Creation and Characteristics

The Gemma Augustea is a low-relief cameo gem cut from a double-layered Arabian onyx stone. One layer is white, while the other is bluish-brown. The painstaking method by which the stone was cut allowed minute detail with sharp contrast between the images and background, also allowing for a great deal of shadow play. The size of the gem also made for easier manipulation and a grander scene. It stands 7½ inches tall with a width of 9 inches and an average thickness of ½ inch.

It is commonly agreed that the gem cutter who created Gemma Augustea was either Dioscurides or one of his disciples. Dioscurides was Caesar Augustus’ favorite gem cutter, and his work and copies of it are seen from all over the ancient Roman world. The gemma was purported to have been created c. AD 10–20, although some scholars believe it to have been created decades later because of certain interpretations of the depicted scene.

If Dioscurides, or cutters following his example, made it, the gemma was probably made in the court of Caesar Augustus. At some time in antiquity it moved to Byzantium, perhaps after Constantine I had officially moved the capital of the empire there. It is important to note that Augustus, though fully accepting and encouraging cult worship of the emperor outside of Rome, especially in the provinces, did not allow himself to be worshiped as a god inside Rome. If this gem were to have been made during his lifetime (he died in AD 14), it would have to have been made to be sent to a respected family in a Roman province or client kingdom. Either that, or the gem was made after Augustus’ death, which could alter the identity of one or more of the portraits. Another viewpoint is that the gem does portray Augustus as a god, but the gem was cut specifically for a close friend or relative perhaps in Rome who would have been the only one to know of it.
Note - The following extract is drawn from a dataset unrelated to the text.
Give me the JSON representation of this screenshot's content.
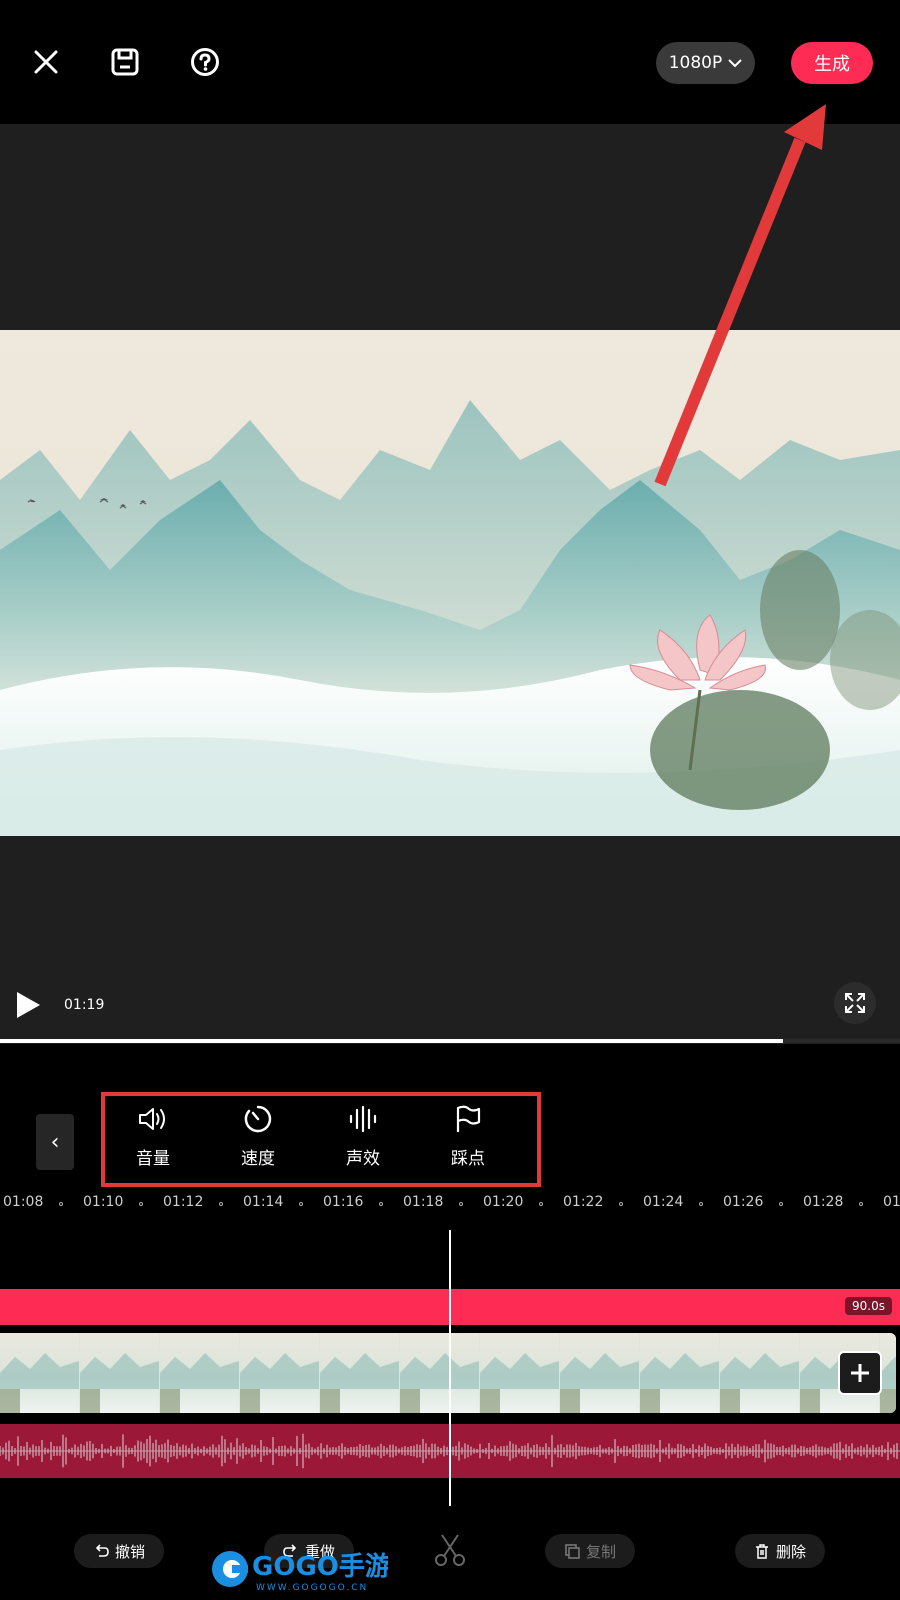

Ages passed during which the whereabouts of the gemma is undocumented, though it still remained relatively intact. The gemma turned up in 1246 in the treasury of the Basilique St-Sernin, Toulouse. Later, in 1533, Francis I of France appropriated it and moved it to Paris, where it soon disappeared around 1590. Not long thereafter it was sold for 12,000 gold pieces to Rudolph II, Holy Roman Emperor. During the 17th century, it was set in German gold. This setting shows that the gem must have been damaged, the upper left side being broken with at least one other figure missing, probably before Rudolph II bought it, but definitely before 1700. The gemma now resides in the Kunsthistorisches Museum in Vienna.